In the wake of the Hatfield rail disaster, the research concludes that reforms put forward by rail regulator Tom Winsor for reforming the way Railtrack raises revenue will not ‘necessarily improve the company’s abysmal record of performance and safety’.
John Stittle, senior accountancy lecturer at Anglia University, claims the financial controls proposed by the regulator would increase Railtrack’s #2.5bn revenue stream by 35% next year, followed by further real increases of five per cent a year for the next four years.
Stittle says the changes are an attempt to remove some of the worst anomalies of the current funding regime, but warns that it is not certain the new framework will be a significant improvement.
He adds that most of the efficiency targets imposed by the new controls are ‘woefully lax.’ He writes: ‘The regime is hideously complex. But on virtually every issue the regulator has taken a lenient and generous approach toward Railtrack.’
Also, Stittle highlights that on a number of issues the company only has to achieve the same level of safety as those met by the former state-owned British Rail over five years ago.
Stittle’s arguments on the level of track charges are centred on the return on Railtrack’s capital employed and the company’s cost of capital.
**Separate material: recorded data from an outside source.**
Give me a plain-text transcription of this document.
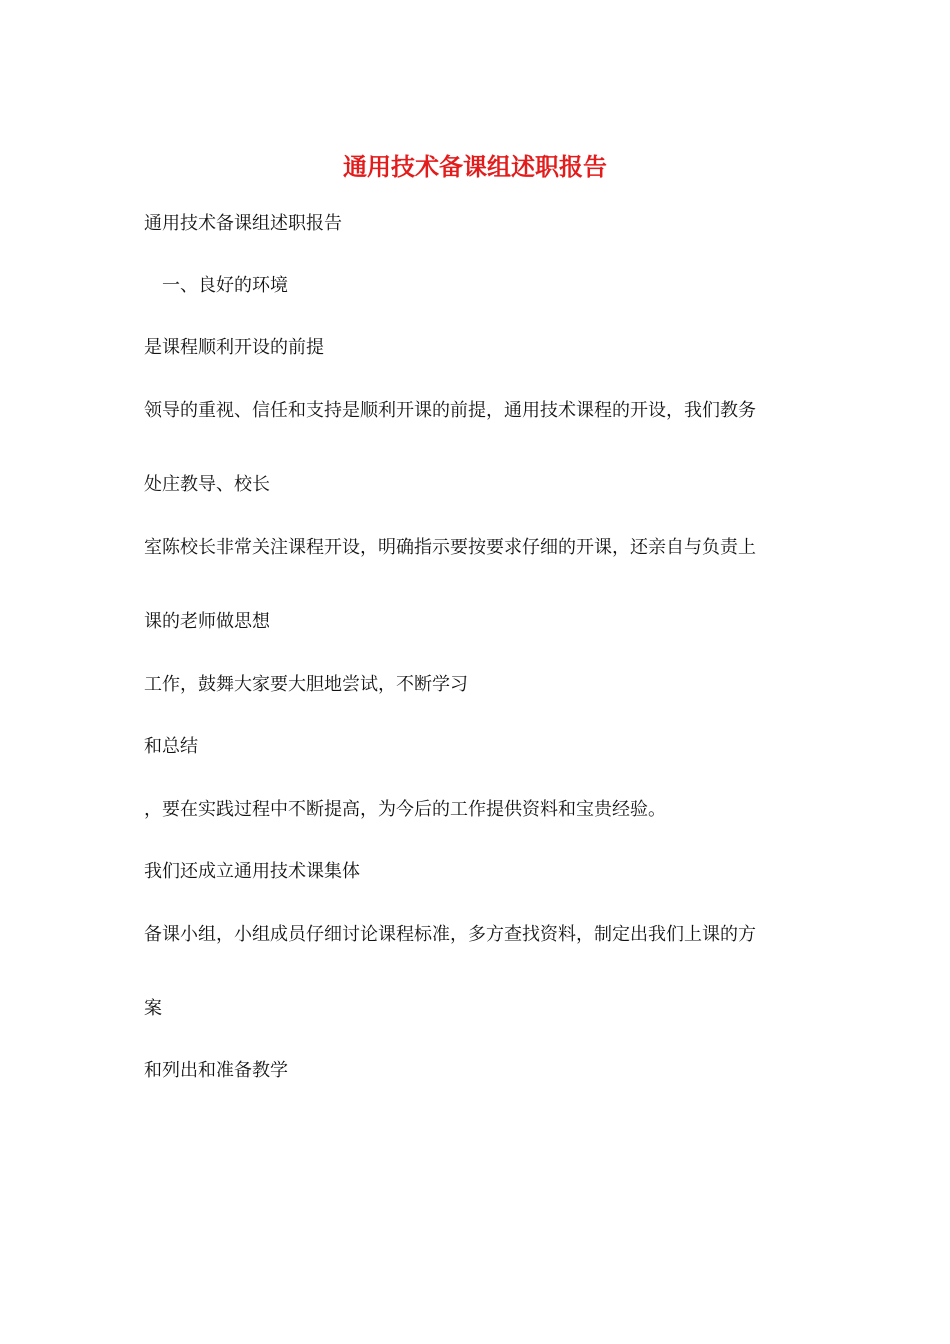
通用技术备课组述职报告

通用技术备课组述职报告

一、良好的环境

是课程顺利开设的前提

领导的重视、信任和支持是顺利开课的前提，通用技术课程的开设，我们教务

处庄教导、校长

室陈校长非常关注课程开设，明确指示要按要求仔细的开课，还亲自与负责上

课的老师做思想

工作，鼓舞大家要大胆地尝试，不断学习

和总结

，要在实践过程中不断提高，为今后的工作提供资料和宝贵经验。

我们还成立通用技术课集体

备课小组，小组成员仔细讨论课程标准，多方查找资料，制定出我们上课的方

案

和列出和准备教学
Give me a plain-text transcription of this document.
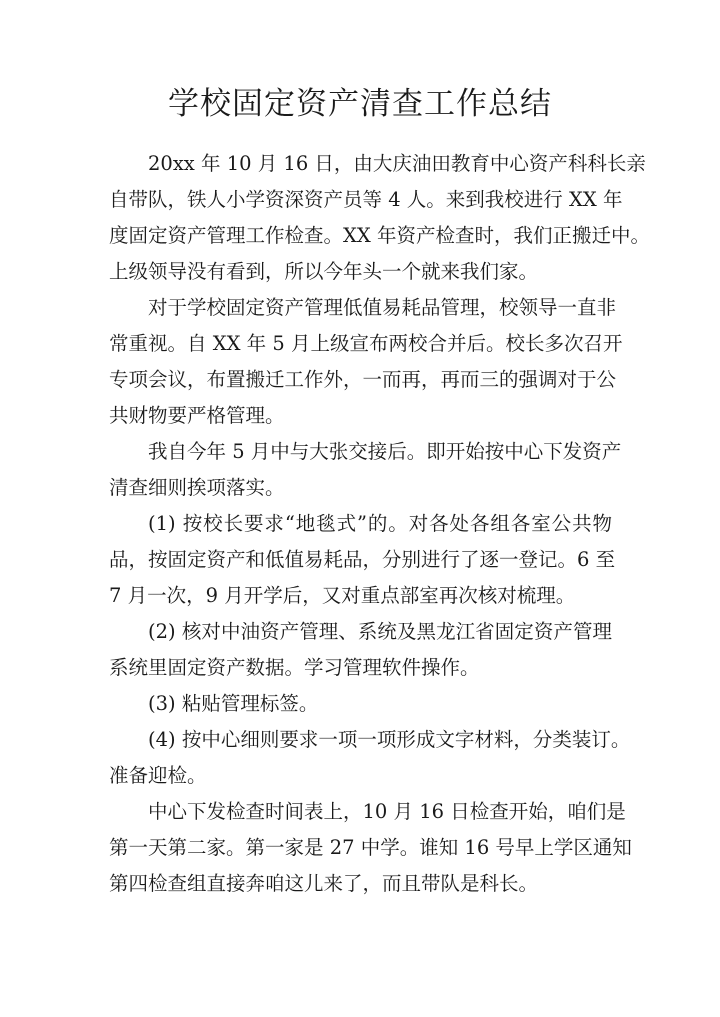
学校固定资产清查工作总结
20xx 年 10 月 16 日，由大庆油田教育中心资产科科长亲
自带队，铁人小学资深资产员等 4 人。来到我校进行 XX 年
度固定资产管理工作检查。XX 年资产检查时，我们正搬迁中。
上级领导没有看到，所以今年头一个就来我们家。
对于学校固定资产管理低值易耗品管理，校领导一直非
常重视。自 XX 年 5 月上级宣布两校合并后。校长多次召开
专项会议，布置搬迁工作外，一而再，再而三的强调对于公
共财物要严格管理。
我自今年 5 月中与大张交接后。即开始按中心下发资产
清查细则挨项落实。
(1) 按校长要求“地毯式”的。对各处各组各室公共物
品，按固定资产和低值易耗品，分别进行了逐一登记。6 至
7 月一次，9 月开学后，又对重点部室再次核对梳理。
(2) 核对中油资产管理、系统及黑龙江省固定资产管理
系统里固定资产数据。学习管理软件操作。
(3) 粘贴管理标签。
(4) 按中心细则要求一项一项形成文字材料，分类装订。
准备迎检。
中心下发检查时间表上，10 月 16 日检查开始，咱们是
第一天第二家。第一家是 27 中学。谁知 16 号早上学区通知
第四检查组直接奔咱这儿来了，而且带队是科长。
He says the return on capital is based on the regulatory asset base and not on the conventional definition of a company’s net assets as the practical difficulties in identifying and valuing Railtrack’s assets have proved insurmountable.
However, a Railtrack spokesman told Accountancy Age: ‘The efficiency targets are very tough and we will work hard to meet them.
‘The company will be required to find 17% cost reductions over the next five years.’
But Spittle argues that the targetes are undemanding. He says: ‘There is no reason why Railtrack cannot be set a more ambitious target – even up to five per cent per year for the next five years.’